Last updated on: July 31, 2018, 03:18h.
The 13, a long-delayed Macau hotel and casino, remains unlicensed to commence operations. Regulatory officials say despite two inspections in as many months, the $1.6 billion resort isn’t permitted to welcome guests.
South Shore Holdings, the parent company to The 13 that was previously known simply as The 13 Holdings, said in a recent filing with the Hong Kong Stock Exchange that the hotel would open on July 31, 2018.
“Based on the current status of the hotel development and the working capital on hand, the directors of the company believe that they could obtain all the licenses for the operation of hotel business from the relevant authorities by the end of July 2018,” South Shore said.

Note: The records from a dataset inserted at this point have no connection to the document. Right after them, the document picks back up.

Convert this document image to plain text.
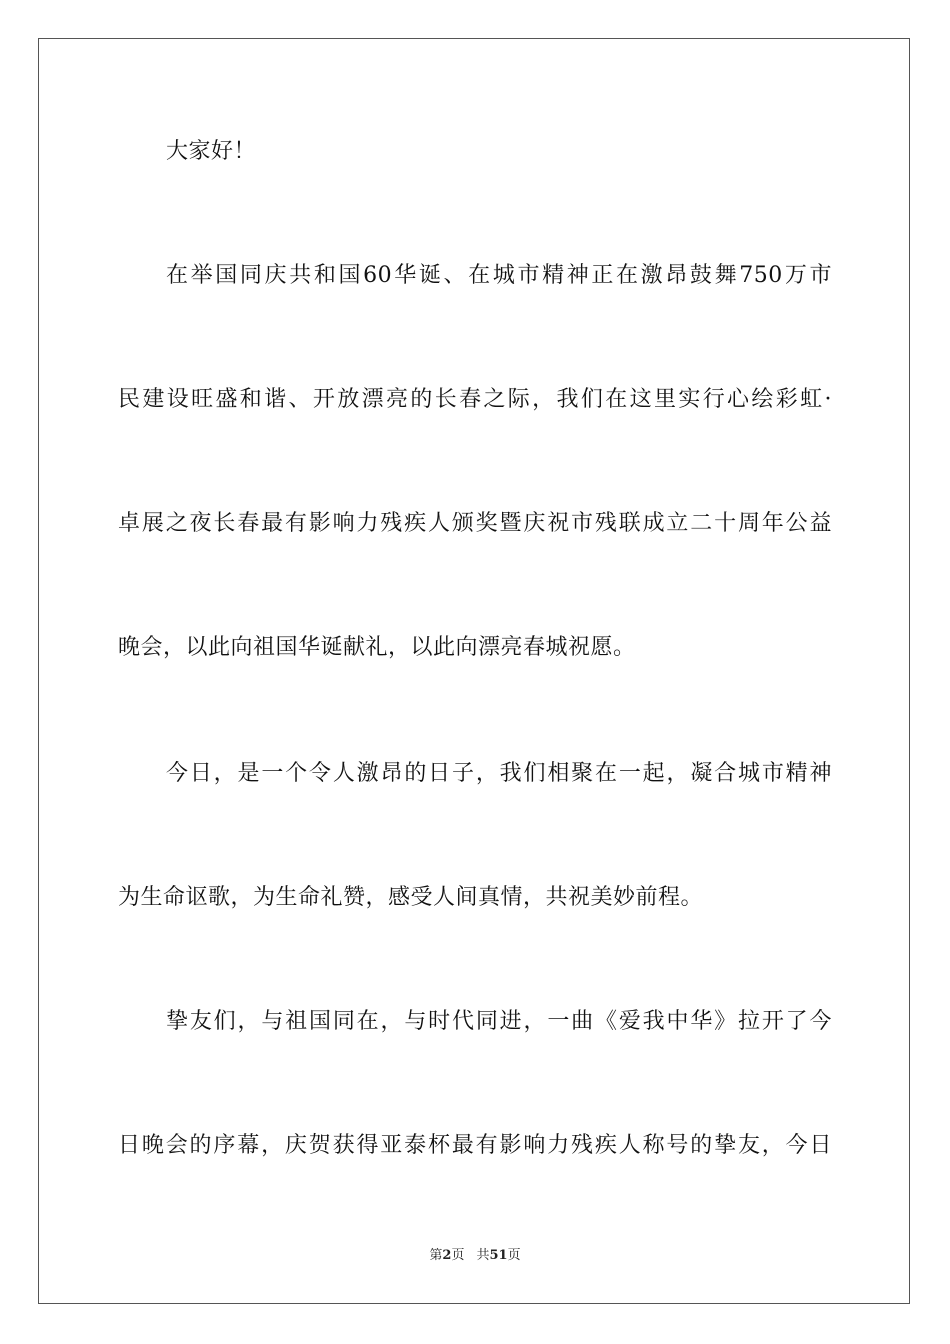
大家好！
在举国同庆共和国60华诞、在城市精神正在激昂鼓舞750万市
民建设旺盛和谐、开放漂亮的长春之际，我们在这里实行心绘彩虹·
卓展之夜长春最有影响力残疾人颁奖暨庆祝市残联成立二十周年公益
晚会，以此向祖国华诞献礼，以此向漂亮春城祝愿。
今日，是一个令人激昂的日子，我们相聚在一起，凝合城市精神
为生命讴歌，为生命礼赞，感受人间真情，共祝美妙前程。
挚友们，与祖国同在，与时代同进，一曲《爱我中华》拉开了今
日晚会的序幕，庆贺获得亚泰杯最有影响力残疾人称号的挚友，今日
第2页 共51页
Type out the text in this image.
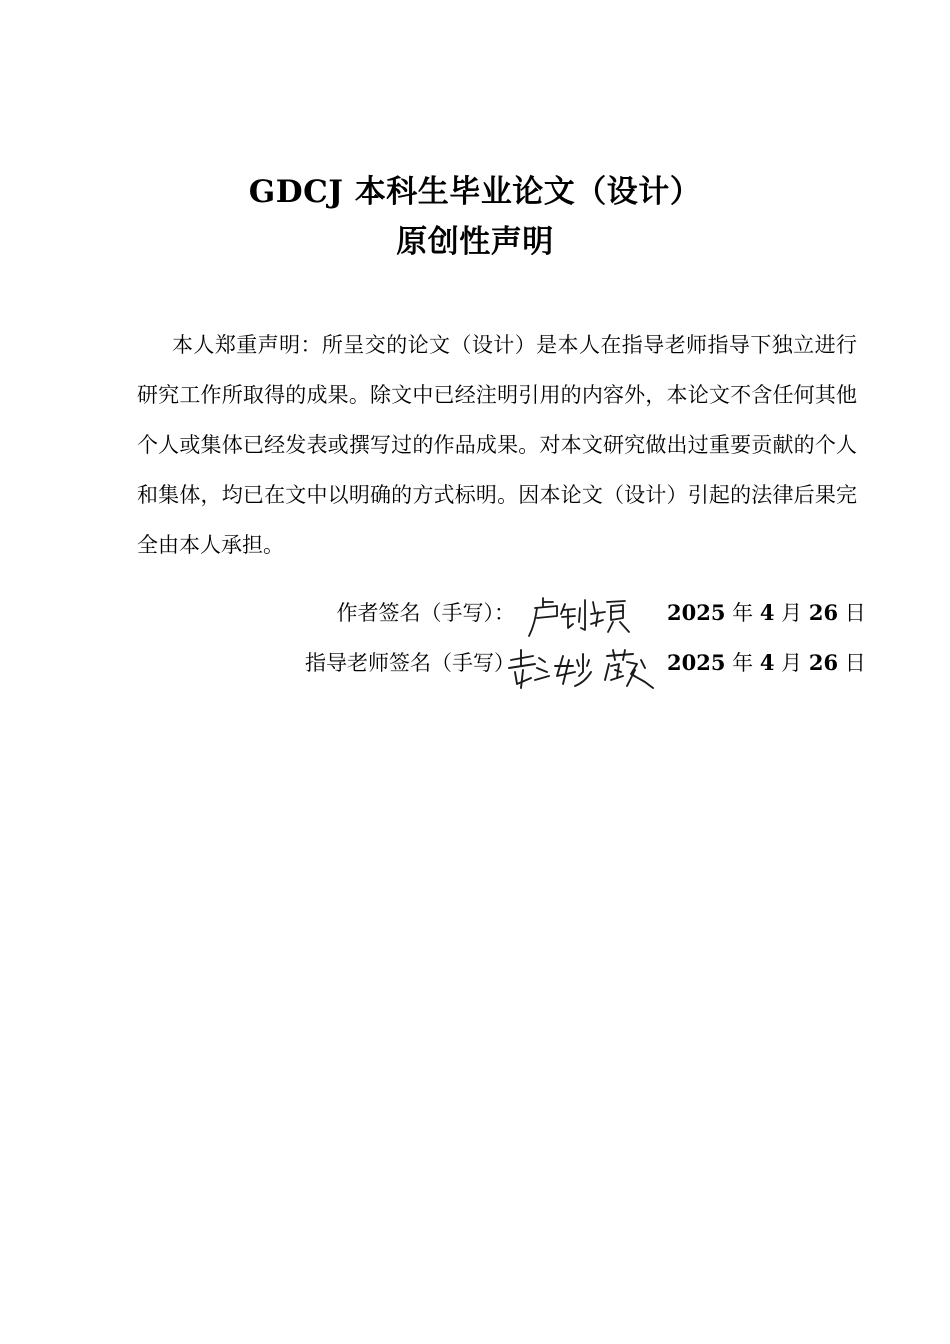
GDCJ 本科生毕业论文（设计）
原创性声明

本人郑重声明：所呈交的论文（设计）是本人在指导老师指导下独立进行研究工作所取得的成果。除文中已经注明引用的内容外，本论文不含任何其他个人或集体已经发表或撰写过的作品成果。对本文研究做出过重要贡献的个人和集体，均已在文中以明确的方式标明。因本论文（设计）引起的法律后果完全由本人承担。

作者签名（手写）：	2025 年 4 月 26 日
指导老师签名（手写）	2025 年 4 月 26 日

However, the company admitted that while “the expected opening date of the hotel is July 31,” further time might be needed. The new planned opening is now set for August 31, 2018.
GGRAsia, an online media outlet focused on Asian gaming markets, confirmed with the Macau Government Tourism Office (MGTO) that The 13 isn’t ready for business. Macau officials said inspections of the 200-room all-villa hotel were completed in June and July, but the agency is waiting for its construction technicians to sign off on the latest review.

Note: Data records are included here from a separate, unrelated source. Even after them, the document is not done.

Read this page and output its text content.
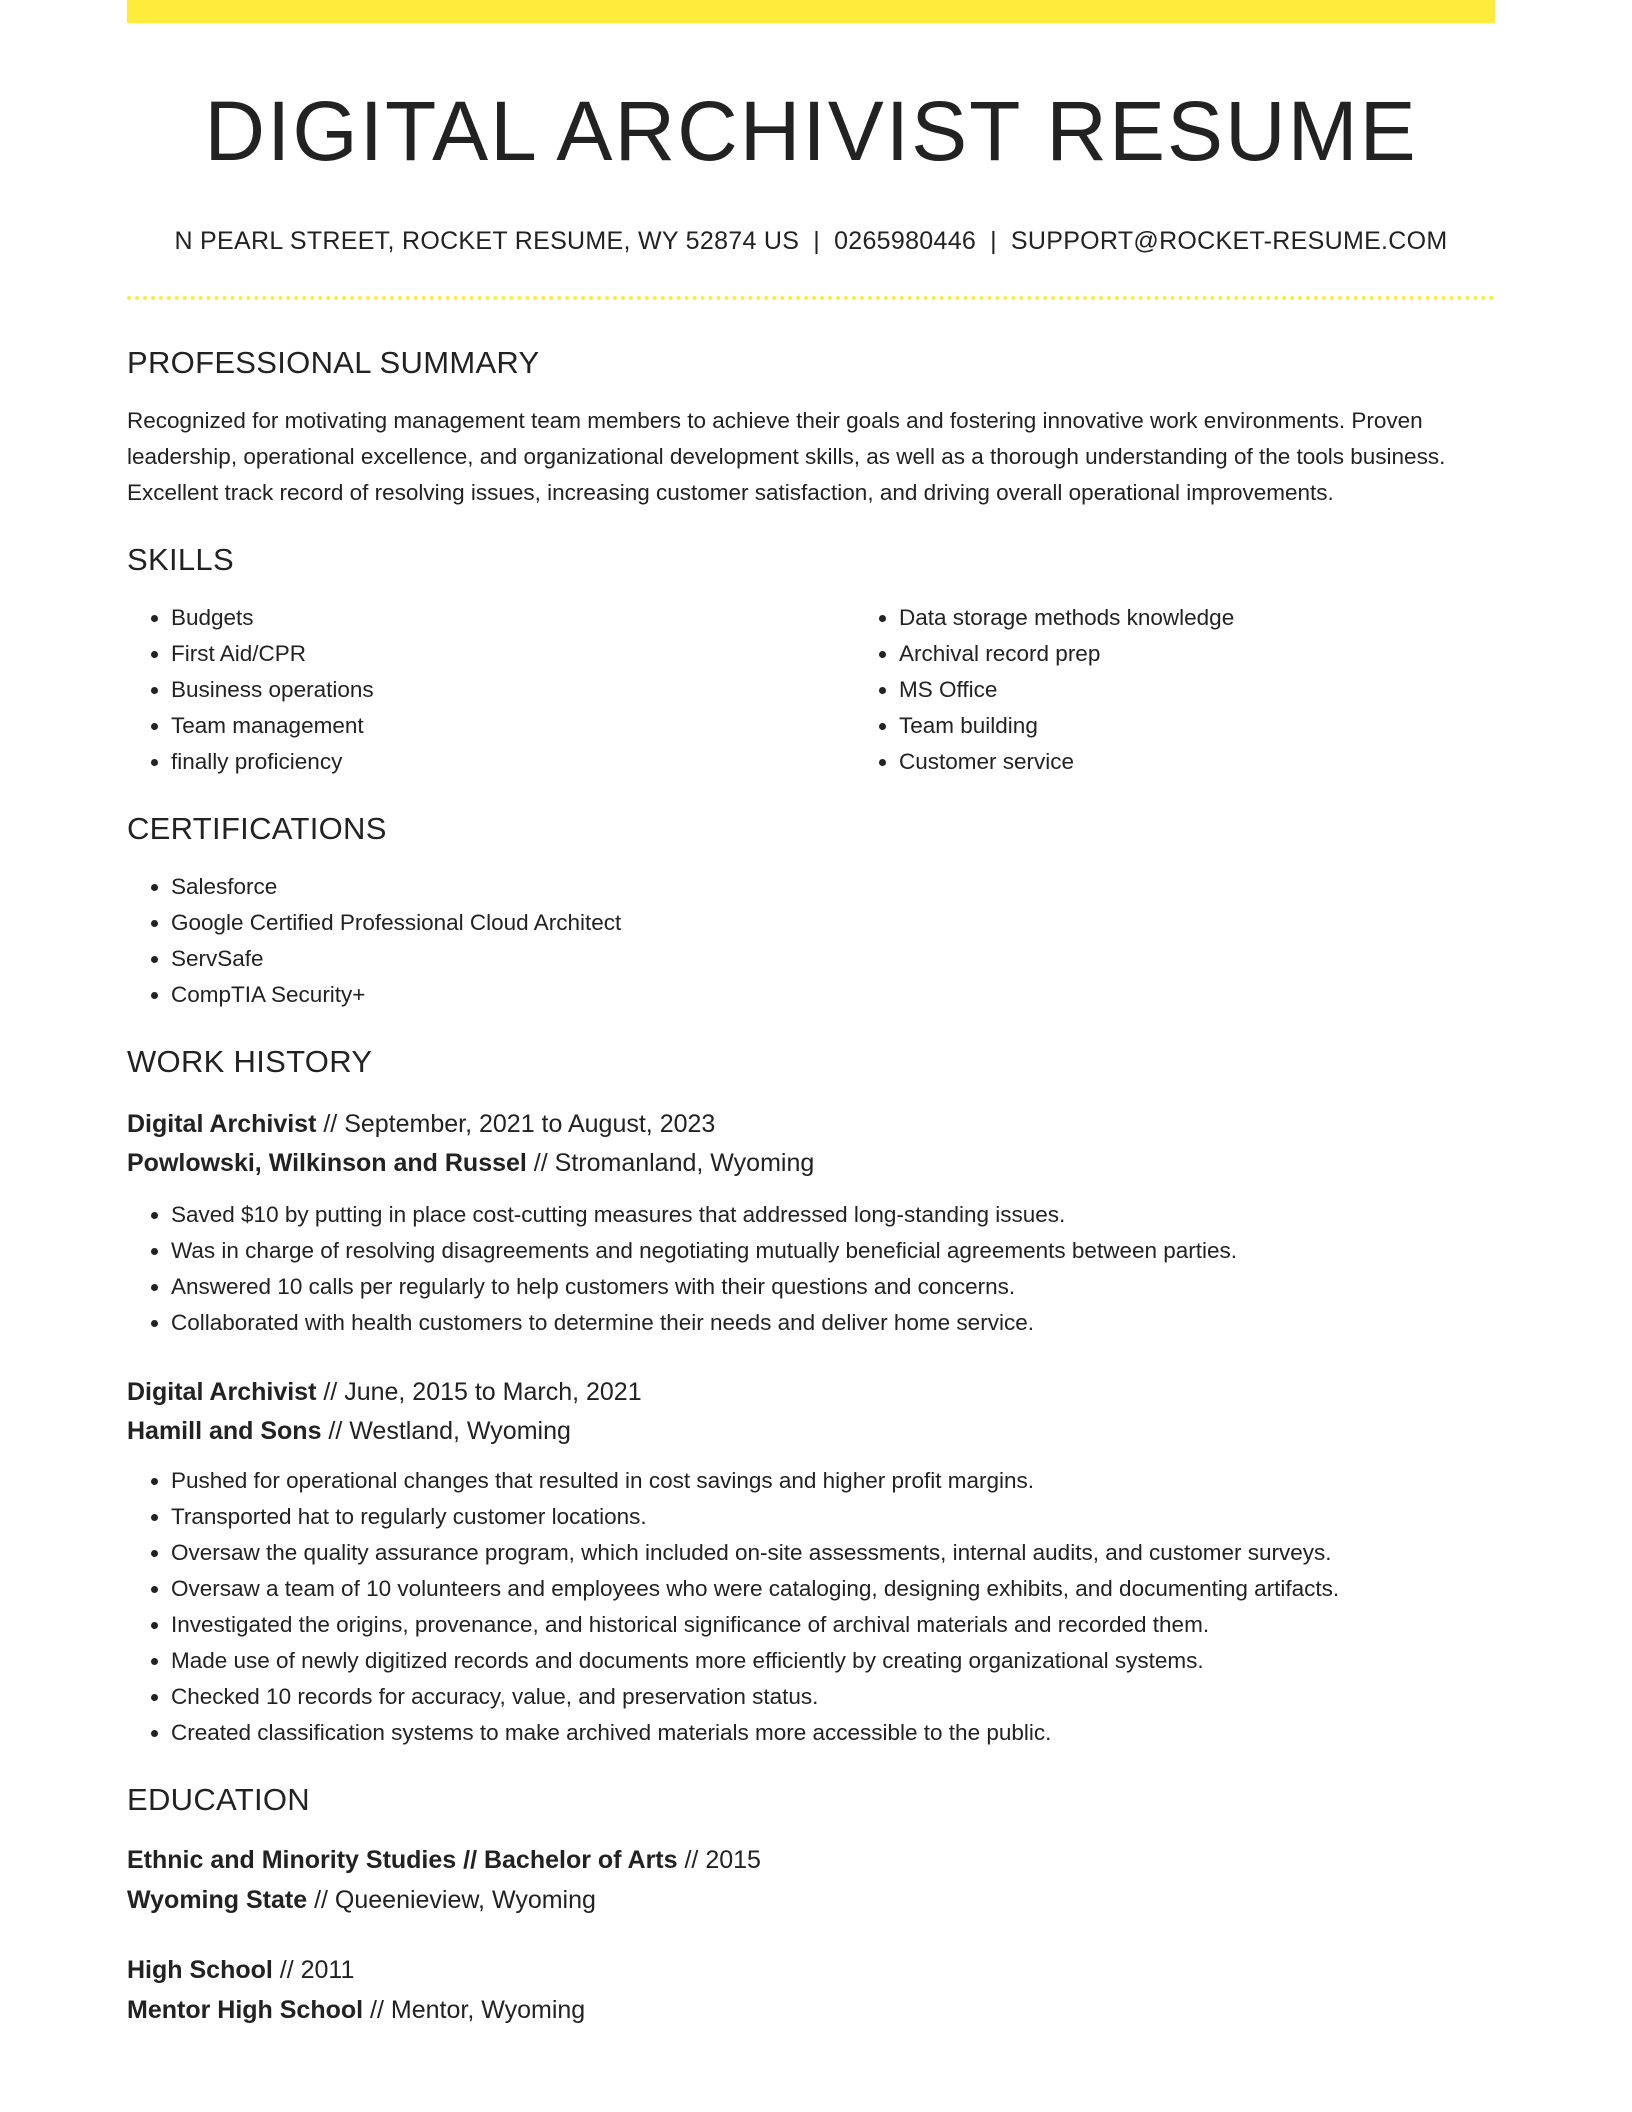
DIGITAL ARCHIVIST RESUME
N PEARL STREET, ROCKET RESUME, WY 52874 US | 0265980446 | SUPPORT@ROCKET-RESUME.COM
PROFESSIONAL SUMMARY
Recognized for motivating management team members to achieve their goals and fostering innovative work environments. Proven leadership, operational excellence, and organizational development skills, as well as a thorough understanding of the tools business. Excellent track record of resolving issues, increasing customer satisfaction, and driving overall operational improvements.
SKILLS
• Budgets
• First Aid/CPR
• Business operations
• Team management
• finally proficiency
• Data storage methods knowledge
• Archival record prep
• MS Office
• Team building
• Customer service
CERTIFICATIONS
• Salesforce
• Google Certified Professional Cloud Architect
• ServSafe
• CompTIA Security+
WORK HISTORY
Digital Archivist // September, 2021 to August, 2023
Powlowski, Wilkinson and Russel // Stromanland, Wyoming
• Saved $10 by putting in place cost-cutting measures that addressed long-standing issues.
• Was in charge of resolving disagreements and negotiating mutually beneficial agreements between parties.
• Answered 10 calls per regularly to help customers with their questions and concerns.
• Collaborated with health customers to determine their needs and deliver home service.
Digital Archivist // June, 2015 to March, 2021
Hamill and Sons // Westland, Wyoming
• Pushed for operational changes that resulted in cost savings and higher profit margins.
• Transported hat to regularly customer locations.
• Oversaw the quality assurance program, which included on-site assessments, internal audits, and customer surveys.
• Oversaw a team of 10 volunteers and employees who were cataloging, designing exhibits, and documenting artifacts.
• Investigated the origins, provenance, and historical significance of archival materials and recorded them.
• Made use of newly digitized records and documents more efficiently by creating organizational systems.
• Checked 10 records for accuracy, value, and preservation status.
• Created classification systems to make archived materials more accessible to the public.
EDUCATION
Ethnic and Minority Studies // Bachelor of Arts // 2015
Wyoming State // Queenieview, Wyoming
High School // 2011
Mentor High School // Mentor, Wyoming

Envisioned by flamboyant billionaire Stephen Hung, The 13 has been a financial nightmare for investors. The Hong Kong businessman began attracting shareholders in 2013 at the height of Macau’s casino success.
But as Chinese President Xi Jinping began cracking down on junkets transporting high rollers from the mainland and loaning them money to gamble with in Macau, casino revenues plummeted. While gross gambling went from $45 billion in 2013 to less than $28 billion in 2016, Hung pressed on, and spared no expense in the process.

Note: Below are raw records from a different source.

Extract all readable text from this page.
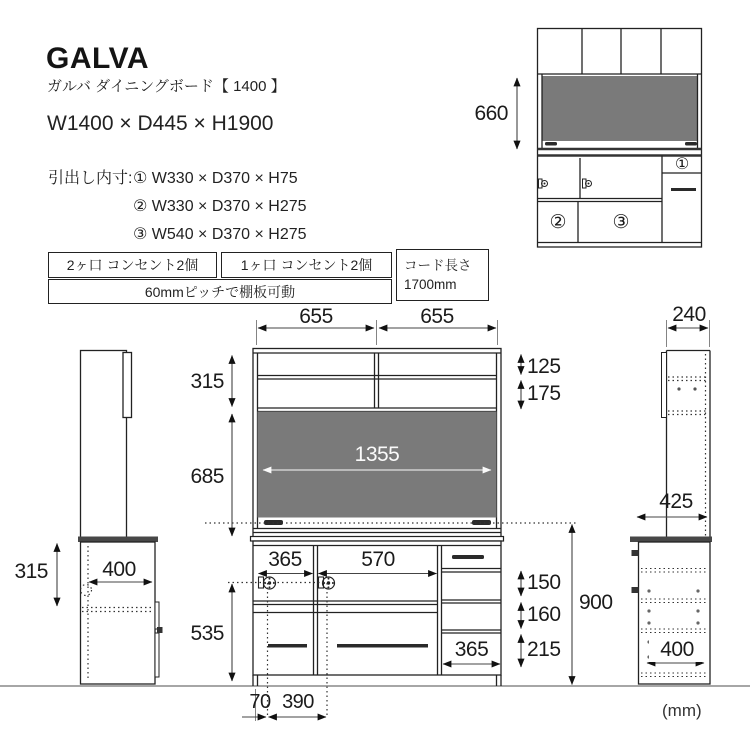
GALVA
ガルバ ダイニングボード【 1400 】
W1400 × D445 × H1900
引出し内寸: ① W330 × D370 × H75
② W330 × D370 × H275
③ W540 × D370 × H275
2ヶ口 コンセント2個	1ヶ口 コンセント2個
60mmピッチで棚板可動
コード長さ
1700mm
660
①
② ③
655	655
315
685
535
125
175
1355
365	570
150
160
215
900
365
70 390
315	400
240
425
400
(mm)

The most infamous example of the company’s seemingly careless spending came when The 13 purchased over $20 million worth of Rolls-Royce vehicles to serve as shuttles more than a year before the hotel would even need them.
Investors began running as Macau casino stocks fell on the Xi crackdown. It quickly led to finances drying up for Hung.
Shares of The 13 Holdings have lost nearly all of their value, as they’re currently trading for HKD 0.70, or about nine cents in US currency. Hung resigned in February.
Hung’s goal with The 13 was to build Macau’s most exclusive five-star casino resort. With costs now exceeding $1.6 billion, the hotel will be perhaps the most expensive ever built with each suite running $8 million to construct.
South Shore is targeting a March 2019 opening for its casino, and plans to go after the “high stakes mass market.”
Analysts are concerned that The 13’s location, which is in the Coloane Village roughly a half-mile south of the glitzy Cotai Strip, will make it difficult if not impossible to attract the ultra-wealthy demographic it seeks free of a casino.
The VIP high roller might not be enticed by a short Rolls-Royce ride, and would prefer to stay in the heart of the action where endless five-star treatments and attractions are offered.